The next day, Tjeerd presented his work regarding real world sound perception, questioning traditional approaches to listening and differentiating it from hearing. He also explained the process of the creation the verbal aggression detection system for unconstrained social environments by his company Sound Intelligence. Research enabling identification of a particular cohort of frequencies (which even actors couldn’t match for
intention of violence) has been implemented in stations around Holland to great
effect, generating philosophical questions concerning the slightly disconcerting ‘big brother’ overtones.

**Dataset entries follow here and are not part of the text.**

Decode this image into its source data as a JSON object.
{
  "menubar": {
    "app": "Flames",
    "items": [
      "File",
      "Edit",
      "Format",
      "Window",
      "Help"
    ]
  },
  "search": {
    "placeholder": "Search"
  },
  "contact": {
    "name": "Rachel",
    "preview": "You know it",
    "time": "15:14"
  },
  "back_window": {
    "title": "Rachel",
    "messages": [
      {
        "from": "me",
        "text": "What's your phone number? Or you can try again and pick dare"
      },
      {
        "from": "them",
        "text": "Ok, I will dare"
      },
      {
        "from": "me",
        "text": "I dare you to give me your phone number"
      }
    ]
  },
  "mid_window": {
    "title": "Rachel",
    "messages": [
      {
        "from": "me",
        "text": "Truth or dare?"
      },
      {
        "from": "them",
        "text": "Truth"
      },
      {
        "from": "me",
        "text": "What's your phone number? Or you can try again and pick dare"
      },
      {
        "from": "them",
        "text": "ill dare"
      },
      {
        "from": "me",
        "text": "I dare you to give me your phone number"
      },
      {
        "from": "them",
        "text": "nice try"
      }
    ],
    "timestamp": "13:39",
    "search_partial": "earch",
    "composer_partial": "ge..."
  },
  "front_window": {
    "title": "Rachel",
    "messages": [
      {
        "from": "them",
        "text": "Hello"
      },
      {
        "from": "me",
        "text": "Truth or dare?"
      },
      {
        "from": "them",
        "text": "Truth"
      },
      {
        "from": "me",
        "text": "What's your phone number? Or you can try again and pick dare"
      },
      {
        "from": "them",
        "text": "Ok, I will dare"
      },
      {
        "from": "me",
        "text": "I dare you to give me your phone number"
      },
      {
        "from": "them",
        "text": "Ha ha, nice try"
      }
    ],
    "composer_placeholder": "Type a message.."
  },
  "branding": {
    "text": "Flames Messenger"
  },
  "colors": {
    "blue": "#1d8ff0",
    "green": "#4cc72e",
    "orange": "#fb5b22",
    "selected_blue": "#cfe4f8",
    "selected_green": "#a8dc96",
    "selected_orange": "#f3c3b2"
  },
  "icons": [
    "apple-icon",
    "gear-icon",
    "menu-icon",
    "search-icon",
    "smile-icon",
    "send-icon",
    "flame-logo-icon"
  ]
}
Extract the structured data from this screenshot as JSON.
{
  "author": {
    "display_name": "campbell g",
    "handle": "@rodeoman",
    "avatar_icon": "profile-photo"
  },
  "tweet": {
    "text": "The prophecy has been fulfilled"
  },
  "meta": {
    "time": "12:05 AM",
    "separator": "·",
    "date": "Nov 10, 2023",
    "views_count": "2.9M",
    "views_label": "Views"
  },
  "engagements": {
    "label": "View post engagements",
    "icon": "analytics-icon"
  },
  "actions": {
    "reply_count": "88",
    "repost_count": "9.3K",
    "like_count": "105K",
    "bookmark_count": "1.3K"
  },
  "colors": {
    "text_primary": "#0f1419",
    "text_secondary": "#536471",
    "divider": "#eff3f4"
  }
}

Tuesday evening was spent earnestly within groups preparing the next days’ presentations. This aspect of the week, with topics such as ‘Sonic environments to grow up in’ actually became one of the highlights as expertise from all areas was shared, although sadly not
enough time was assigned for full discussion. Wednesday continued with a fascinating lecture from Dr David Prior, an electroacoustic composer and ambisonic artist. Combining
art and science, David founded Liminal with his creative partner Frances Crow and won the PRS new music award with The Organ of Corti, currently on tour in the UK.
Having enjoyed the ‘sound walk’ David organised, I really hope I get a chance to experience more of his work.
Thinking about auditory stimuli from this perspective
reminded me that above all, the experience of sound as music is at the heart of my journey – a journey which has taken me through the wonders of our music, Mind and Brain course and now to Groningen for a wider perspective. Auditory
Cognition is an emerging rainbow of complimentary disciplines, which as ACG 2011 showed, can all inform each other and work together on an international level, creating space for innovative projects and future collaborations. If an invitation to ACG 2012 lands in your inbox – I recommend you reply.